MonthlyUpdate—Central & Peripheral Nervous Systems: Pharmacotherapeutic Potential for Compounds Acting at NMDA Receptors: Update 1995

Abstract
The exciting developments of the past year occurring since our last comprehensive review of NMDA receptor pharmacological agents as drugs [1], not yet appearing in the refereed literature, involve the use of NMDA antagonists in stroke and traumatic brain injury. A year ago, there seemed to be a three way tie in the race for effective ‘brain-attack’ (emergency anti-stroke rescue therapy) and traumatic brain injury therapy between the anti-oxidant tirilazad (Upjohn), the NMDA-antagonist selfotel (Ciba, CGS 19755), and the NMDA-antagonist eliprodil (Synthelabo/Searle/Lorex, SL 82.0715). Unexpected side-effects severely retarded the progress of tirilazad, and the ‘dark horse’ glutamate-release blocker lubeluzole (Janssen) suddenly burst into, possibly, the leading position in this race, with selfotel and eliprodil still jockeying effectively as they move into Phase III trials in stroke. Some attention has also been focused on trials involving drug combinations. Although theoretically this would offer the advantage of multiple ‘sites’ of attack with different agents while decreasing the dose of any individual agent, there appears to be some evidence to suggest respiratory depression [2, 3]. A very important emerging recognition is that glutamate acting on neuronal receptors may not always be of neuronal origin, particularly in pathological conditions. Astrocytes are capable of releasing relevant amounts of glutamate to affect neurones [4], and, under ischaemic and traumatic brain injury conditions, some glutamate (and other amino acids) may be derived from breaches in the blood-brain barrier.

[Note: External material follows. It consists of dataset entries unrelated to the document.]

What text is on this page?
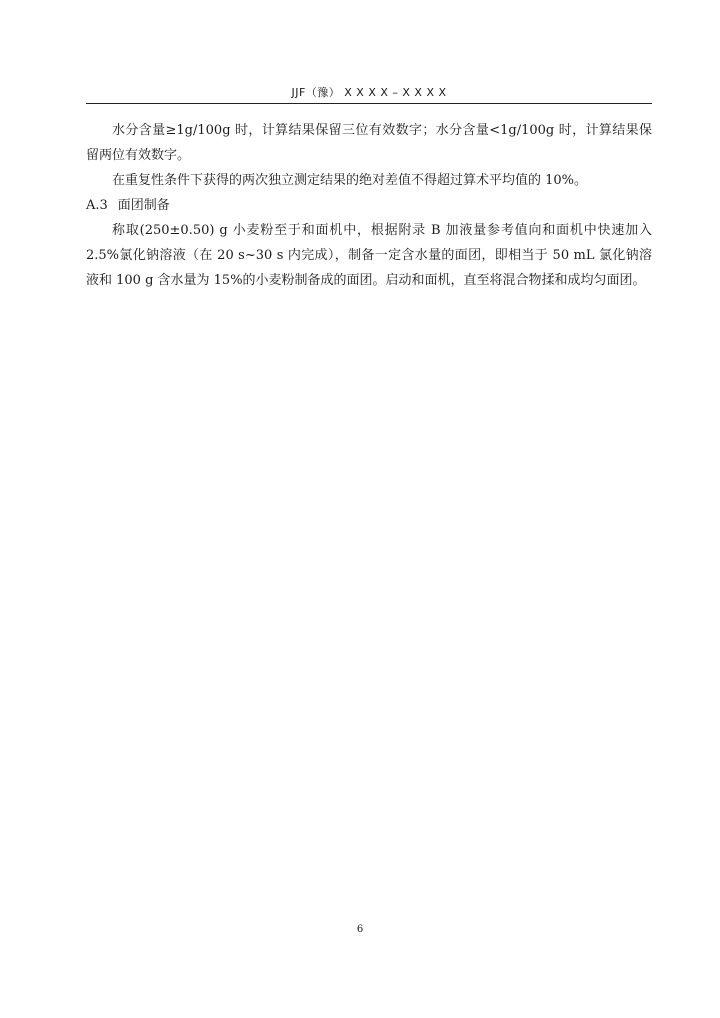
JJF（豫） X X X X – X X X X

水分含量≥1g/100g 时，计算结果保留三位有效数字；水分含量<1g/100g 时，计算结果保留两位有效数字。

在重复性条件下获得的两次独立测定结果的绝对差值不得超过算术平均值的 10%。

A.3 面团制备

称取(250±0.50) g 小麦粉至于和面机中，根据附录 B 加液量参考值向和面机中快速加入 2.5%氯化钠溶液（在 20 s~30 s 内完成），制备一定含水量的面团，即相当于 50 mL 氯化钠溶液和 100 g 含水量为 15%的小麦粉制备成的面团。启动和面机，直至将混合物揉和成均匀面团。

6
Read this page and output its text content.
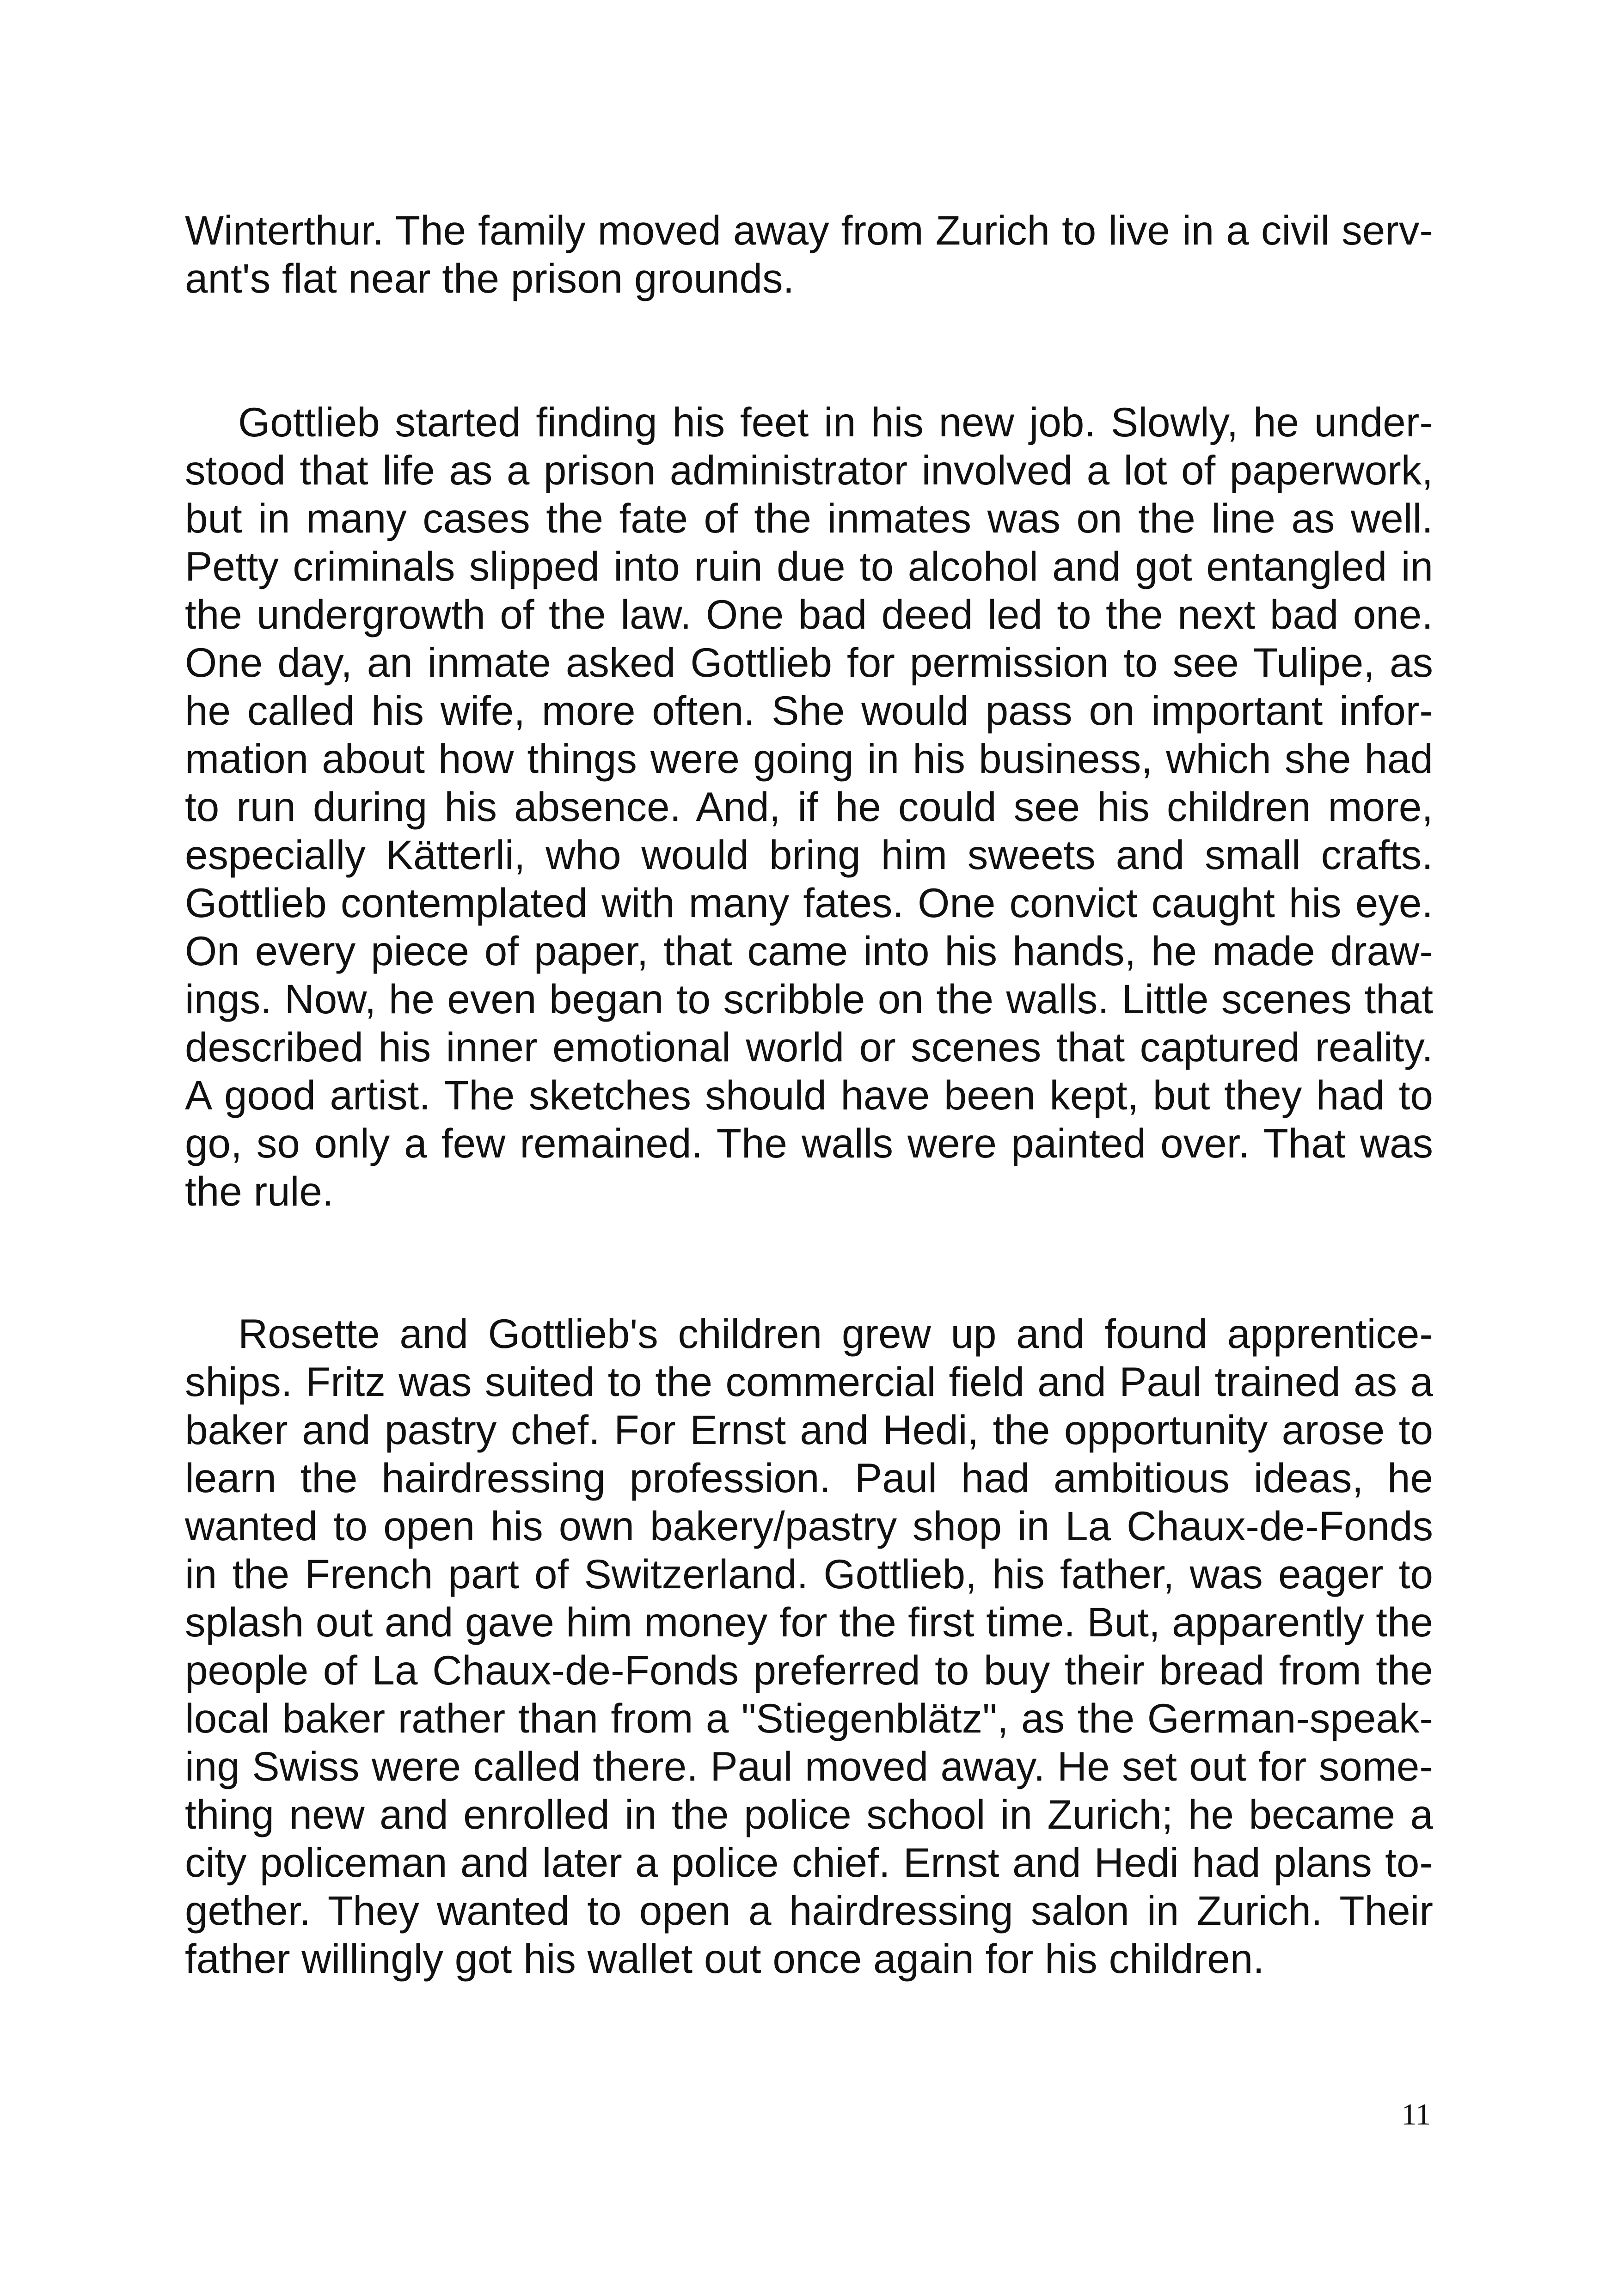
Winterthur. The family moved away from Zurich to live in a civil serv-
ant's flat near the prison grounds.
Gottlieb started finding his feet in his new job. Slowly, he under-
stood that life as a prison administrator involved a lot of paperwork,
but in many cases the fate of the inmates was on the line as well.
Petty criminals slipped into ruin due to alcohol and got entangled in
the undergrowth of the law. One bad deed led to the next bad one.
One day, an inmate asked Gottlieb for permission to see Tulipe, as
he called his wife, more often. She would pass on important infor-
mation about how things were going in his business, which she had
to run during his absence. And, if he could see his children more,
especially Kätterli, who would bring him sweets and small crafts.
Gottlieb contemplated with many fates. One convict caught his eye.
On every piece of paper, that came into his hands, he made draw-
ings. Now, he even began to scribble on the walls. Little scenes that
described his inner emotional world or scenes that captured reality.
A good artist. The sketches should have been kept, but they had to
go, so only a few remained. The walls were painted over. That was
the rule.
Rosette and Gottlieb's children grew up and found apprentice-
ships. Fritz was suited to the commercial field and Paul trained as a
baker and pastry chef. For Ernst and Hedi, the opportunity arose to
learn the hairdressing profession. Paul had ambitious ideas, he
wanted to open his own bakery/pastry shop in La Chaux-de-Fonds
in the French part of Switzerland. Gottlieb, his father, was eager to
splash out and gave him money for the first time. But, apparently the
people of La Chaux-de-Fonds preferred to buy their bread from the
local baker rather than from a "Stiegenblätz", as the German-speak-
ing Swiss were called there. Paul moved away. He set out for some-
thing new and enrolled in the police school in Zurich; he became a
city policeman and later a police chief. Ernst and Hedi had plans to-
gether. They wanted to open a hairdressing salon in Zurich. Their
father willingly got his wallet out once again for his children.
11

Among many other excellent reviews, one outstanding comprehensive review peering into the potential clinical future of excitatory amino acids' role in neurological disorders has appeared [5], and there are several outstanding comprehensive reviews on the basic and molecular aspects of NMDA receptors [6–8]. Discerning discussions of the second messenger pathways involved in glutamate receptor stimulation (a very complex subject open to much more speculation and debate) have also appeared [9–12]. The potential for using agonists of the NMDA receptor complex as cognitive enhancers has been reviewed separately [13].